Colisión de los mundos | Страница 6 | Онлайн-библиотека
—Yo no he exagerado el temor por esos hombres. Fueron elegidos entre el género humano —continuó el neopuritano.
—Sí —repuso Bernard—. Escogidos en los primeros años de sus vidas y entrenadas durante décadas en el arte de gobernar, antes de que eventualmente lleguen al Arconato. Es obviamente un buen sistema, en realidad, el primer sistema realmente eficaz que jamás haya tenido la Tierra. Pero el Comandante Laurance, aquí presente, me imagino que no ha venido para discutir sobre las aptitudes del Tecnarca.
—No, claro que no —repuso Laurance con una grave sonrisa—. Todo lo que he querido decirles, es que la astronave marcha perfectamente, que comeremos dentro de media hora y que esperamos estar en las proximidades de la estrella NGCR 185.143 en… bueno, en diecisiete horas, más o menos algunos segundos. —Laurance hizo una pausa para consolidar y dejar sentir su dominio sobre el grupo. Después añadió—: Ah. Mr. Clive me ha informado de que ha presenciado alguna disputa entre ustedes.
Bernard enrojeció. Estaba comenzando a leer un principio de desdén en los ojos del Comandante, producido por la disputa académica surgida en la cabina.
Como anteriormente, el diplomático Stone, surgió en el momento preciso para suavizar la incipiente tirantez producida.
—Bueno… hemos tenido algunos desacuerdos de poca importancia, Comandante. Sólo han sido pequeñas diferencias de opinión.

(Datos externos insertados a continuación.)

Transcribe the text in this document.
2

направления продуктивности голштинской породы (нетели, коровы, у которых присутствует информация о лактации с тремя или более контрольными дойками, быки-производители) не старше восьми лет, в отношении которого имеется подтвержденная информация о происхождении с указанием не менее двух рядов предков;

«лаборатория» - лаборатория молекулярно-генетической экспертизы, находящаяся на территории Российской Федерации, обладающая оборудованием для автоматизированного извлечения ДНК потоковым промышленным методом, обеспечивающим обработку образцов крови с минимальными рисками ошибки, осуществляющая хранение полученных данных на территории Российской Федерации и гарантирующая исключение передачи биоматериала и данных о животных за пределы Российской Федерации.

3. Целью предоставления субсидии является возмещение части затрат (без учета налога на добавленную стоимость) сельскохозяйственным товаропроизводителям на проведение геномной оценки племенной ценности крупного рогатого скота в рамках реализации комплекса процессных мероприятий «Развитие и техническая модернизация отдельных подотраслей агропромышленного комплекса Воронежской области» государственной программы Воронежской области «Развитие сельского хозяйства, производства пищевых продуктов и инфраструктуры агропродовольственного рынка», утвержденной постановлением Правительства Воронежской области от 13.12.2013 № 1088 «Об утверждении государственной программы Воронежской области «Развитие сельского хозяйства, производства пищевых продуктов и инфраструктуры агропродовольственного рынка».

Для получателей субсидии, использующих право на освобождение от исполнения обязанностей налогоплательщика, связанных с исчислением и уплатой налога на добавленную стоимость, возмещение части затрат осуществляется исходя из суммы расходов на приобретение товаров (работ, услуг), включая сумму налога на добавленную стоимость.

—Lo comprendo, caballeros —repuso Laurance en tono cortés; aunque tras la suavidad de aquella cortesía, se palpaba la dureza del acero—. Debo recordarles que se les ha confiado una gran responsabilidad. Espero que arreglen ustedes esas… «pequeñas diferencias» antes de que lleguemos a nuestro destino.
—De hecho, ya han terminado —dijo Stone.
—Me parece muy bien. —Y Laurance se dirigió hacia la puerta—. Encontrarán ustedes un paquete de comprimidos ansiolíticos en el botiquín médico ahí a la izquierda, en caso de que sus «diferencias» continúen y lleguen a constituir un serio problema. Les espero en la cocina de proa dentro de media hora.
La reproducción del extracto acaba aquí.